Zweifel an der Seniorentauglichkeit von Gratis-Kondomen

Und nun zum zweiten Thema, das noch deutlicher macht, wer die Zielgruppe der neuen Regierung ist und wer nicht. Mit dem Gratis-Kondom hat Rotgrüngelb sicher nicht die Rentnergeneration im Blick. Gewiss, wer von Altersarmut bedroht ist, freut sich über alles, was umsonst zu haben ist. Aber jedes Schnäppchen muss auch einen gewissen Gebrauchswert haben. Mit diesem Zweifel an der Seniorentauglichkeit von Gratis-Kondomen will ich nicht die Sexualität im Alter geringschätzen. Wohl aber die dringende Notwendigkeit von Verhütung. 

Für die Jungen hingegen ist das Gratiskondom der Rotgrüngelben ein zielgruppengenaues Geschenk, so wie früher CDU und CSU mit Rentenerhöhungen ihre Kundschaft befriedigten. Allerdings wird sich mancher Oldie noch daran erinnern, dass beim Erwerb eines Kondoms nicht der Preis das Hauptproblem war, sondern der Einkauf selber. Am ehesten noch gelang der schnelle und hoffentlich unbeobachtete Griff zum Gefühlsecht-Automaten auf der Toilette. Schwieriger war die Sache beim Auge-in-Auge-Kauf: „Ein Kondom, bitte!“ Das zu sagen, war damals in scheueren Zeiten nicht jedermanns Sache. Heute ist die Jugend vielleicht freier.
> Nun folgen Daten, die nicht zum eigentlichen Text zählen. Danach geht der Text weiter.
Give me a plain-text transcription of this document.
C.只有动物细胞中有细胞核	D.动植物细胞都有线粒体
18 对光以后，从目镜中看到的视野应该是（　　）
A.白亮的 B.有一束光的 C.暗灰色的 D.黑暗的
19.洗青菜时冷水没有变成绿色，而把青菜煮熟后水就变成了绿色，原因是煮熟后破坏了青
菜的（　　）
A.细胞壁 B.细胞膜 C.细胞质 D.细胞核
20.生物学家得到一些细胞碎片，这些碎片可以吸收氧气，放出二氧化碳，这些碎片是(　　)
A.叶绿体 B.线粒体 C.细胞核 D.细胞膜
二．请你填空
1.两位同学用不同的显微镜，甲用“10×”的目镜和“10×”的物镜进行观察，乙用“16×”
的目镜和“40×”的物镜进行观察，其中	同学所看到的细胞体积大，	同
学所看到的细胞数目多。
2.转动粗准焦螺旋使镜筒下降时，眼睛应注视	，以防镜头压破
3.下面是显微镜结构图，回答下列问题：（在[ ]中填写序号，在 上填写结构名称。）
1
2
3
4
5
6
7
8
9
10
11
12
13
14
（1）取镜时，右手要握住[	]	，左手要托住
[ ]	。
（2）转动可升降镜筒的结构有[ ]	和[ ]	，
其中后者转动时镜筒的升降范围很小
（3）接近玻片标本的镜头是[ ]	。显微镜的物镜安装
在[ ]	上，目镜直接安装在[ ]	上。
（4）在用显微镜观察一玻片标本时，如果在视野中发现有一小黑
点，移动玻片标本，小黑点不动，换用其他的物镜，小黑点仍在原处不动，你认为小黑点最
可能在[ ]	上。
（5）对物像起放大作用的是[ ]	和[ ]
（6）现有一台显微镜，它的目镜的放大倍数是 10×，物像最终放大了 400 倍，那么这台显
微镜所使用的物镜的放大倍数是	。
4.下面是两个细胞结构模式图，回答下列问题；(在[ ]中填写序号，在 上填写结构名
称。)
Aber darauf kommt es gar nicht mehr an. Im Zeitalter des Gratis-Kondoms wandelt sich der Kauf zur Distribution. Denkbar ist, dass morgens der Postbote die Gummiware zusammen mit der dritten Mahnung und dem Strafzettel in den Briefschlitz wirft. An Schulen dürfte die Verteilung Sache der Sekretariate sein. Etwa so: Dienstags und Donnerstags zwischen 11 Uhr und 11.30 Kondom-Ausgabe. Um zahlreiches und pünktliches Erscheinen wird gebeten. Im übrigen liegt es nahe, beide Politikfelder klug zusammenzuführen. Etwa durch die Entwicklung einer gemeinsamen Joint- und Kondom-App, die digital und auf doppelte Weise an der Feierabend-Gestaltung mitwirkt. 

All das sind aufregende Perspektiven, verbunden mit allerlei brennenden Fragen. Aber eben nur für einen Teil der Gesellschaft, für den jüngeren. An Senioren wie dem Schreiber dieser Zeilen zielen die hier angesprochenen, zweifellos kühnen politischen Entscheidungen unserer neuen Regierung weit vorbei. Das ist nicht ganz fair, aber auch keine Tragödie. Mit der Jugend zieht nun mal die neue Zeit. Darum sei den Rotgrüngelben ab und an ein legales Kiff-Stündchen und bei dringendem Bedarf auch ein Gratis-Kondömchen von Herzen gegönnt.    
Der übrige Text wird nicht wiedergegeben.